Swamp Posting - Tumblr Posts

Cypress forest in the wetlands of South Carolina.



My favorite color. Green on a rainy day
My favorite sound. 🍃

You know I love to see it.




Very happy moment for me to find a Bald Cypress gut with knees and everything here in the foothills. Cypress forests along the swamps and rivers at home are abundant, and I miss them. I found a tiny piece of home up here.

Bald Cypress trees along the Waccamaw River.






Fall around the Waccamaw Neck looks a little different, but gosh I love it so much. This has always been my favorite time at home on the coast.


Back in my home home town for Christmas. That means we’re hanging out in the swamp with the tupelos. We also got the company of a Red Tailed Hawk!


Hung out in the swamp Tuesday.

No place brings me as much joy and comfort as the swamps along the coastal plains.


I love an Egret and a swamp :)


The Waccamaw River and a bald cypress tree.

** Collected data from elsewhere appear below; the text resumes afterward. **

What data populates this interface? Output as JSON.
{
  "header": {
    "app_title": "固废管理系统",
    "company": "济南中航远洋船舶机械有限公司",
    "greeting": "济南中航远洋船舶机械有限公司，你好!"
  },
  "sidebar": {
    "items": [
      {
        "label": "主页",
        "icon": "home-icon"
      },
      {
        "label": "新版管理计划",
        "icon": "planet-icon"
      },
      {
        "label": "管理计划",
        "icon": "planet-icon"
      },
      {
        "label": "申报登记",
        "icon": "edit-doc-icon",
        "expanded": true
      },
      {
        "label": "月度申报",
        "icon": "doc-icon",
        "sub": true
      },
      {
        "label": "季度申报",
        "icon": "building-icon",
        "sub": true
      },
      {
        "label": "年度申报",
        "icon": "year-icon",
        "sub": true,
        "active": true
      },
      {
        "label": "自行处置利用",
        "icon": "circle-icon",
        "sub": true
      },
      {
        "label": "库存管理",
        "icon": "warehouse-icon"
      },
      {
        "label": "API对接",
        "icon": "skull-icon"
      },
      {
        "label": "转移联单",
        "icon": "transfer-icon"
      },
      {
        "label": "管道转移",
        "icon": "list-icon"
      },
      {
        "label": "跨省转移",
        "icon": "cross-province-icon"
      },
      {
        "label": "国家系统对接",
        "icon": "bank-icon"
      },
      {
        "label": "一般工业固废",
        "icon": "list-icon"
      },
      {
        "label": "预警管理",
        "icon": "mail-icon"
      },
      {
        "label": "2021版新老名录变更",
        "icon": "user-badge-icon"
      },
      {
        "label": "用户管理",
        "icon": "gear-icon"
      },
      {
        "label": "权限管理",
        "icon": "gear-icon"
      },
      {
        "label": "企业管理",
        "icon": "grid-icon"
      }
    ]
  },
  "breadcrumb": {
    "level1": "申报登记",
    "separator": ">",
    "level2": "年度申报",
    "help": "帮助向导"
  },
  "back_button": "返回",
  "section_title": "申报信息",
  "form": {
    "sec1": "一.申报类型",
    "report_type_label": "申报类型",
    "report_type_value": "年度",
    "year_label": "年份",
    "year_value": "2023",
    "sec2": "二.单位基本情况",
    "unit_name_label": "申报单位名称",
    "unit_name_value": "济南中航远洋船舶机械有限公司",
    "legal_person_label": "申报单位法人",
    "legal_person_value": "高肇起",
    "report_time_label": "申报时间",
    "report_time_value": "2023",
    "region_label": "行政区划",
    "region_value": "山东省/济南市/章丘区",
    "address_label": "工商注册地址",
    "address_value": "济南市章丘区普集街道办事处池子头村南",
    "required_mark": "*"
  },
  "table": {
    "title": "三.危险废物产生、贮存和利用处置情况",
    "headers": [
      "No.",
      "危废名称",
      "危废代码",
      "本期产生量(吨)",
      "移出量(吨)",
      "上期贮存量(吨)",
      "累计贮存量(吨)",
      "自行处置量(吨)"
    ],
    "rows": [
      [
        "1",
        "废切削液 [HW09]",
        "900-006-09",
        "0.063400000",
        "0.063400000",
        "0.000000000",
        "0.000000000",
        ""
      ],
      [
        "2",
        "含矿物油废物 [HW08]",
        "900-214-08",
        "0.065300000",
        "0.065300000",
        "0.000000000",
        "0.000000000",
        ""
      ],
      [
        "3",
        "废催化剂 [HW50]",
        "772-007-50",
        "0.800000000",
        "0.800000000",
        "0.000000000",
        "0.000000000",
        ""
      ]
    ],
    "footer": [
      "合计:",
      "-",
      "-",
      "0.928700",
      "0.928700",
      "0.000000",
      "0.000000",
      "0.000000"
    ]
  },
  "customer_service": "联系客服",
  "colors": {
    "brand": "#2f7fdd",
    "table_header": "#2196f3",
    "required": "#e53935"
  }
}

My most special place in the world. Congaree National Park. This place has held a very special place in my heart since my very first visit a few years ago. It’s so much more than a boardwalk through the woods. You have to truly understand the rare beauty you enter. Pictures can never capture the magic of an old growth forest. There are very few left (like count on one hand few) - especially in the southeast.
When I step into the canopy of Congaree, I enter a time machine showing me what the land here is suppose to look like. Still to this day, wetlands are in grave danger and are flattened and filled in with sand and dirt in the name of cookie cutter neighborhoods. No retaining pond could ever make up for the loss. Then when entire towns by the coast get flooded by the storm seasons, people act surprised. Floodplains and swamps are vital to the natural ecosystem of our home. Not to mention the rich habitats and diverse ecosystems they hold. It’s recently been discovered that bald cypress trees can live longer than 2,000 years. Congaree is ancient. Once you ruin a wetland, you can’t get it back- not for several lifetimes.
We drove up to Congaree tonight because we received a permit from the lottery system to view the synchronous fireflies. They only occur two known places in the world. Congaree and the Smokies. More to come on that later.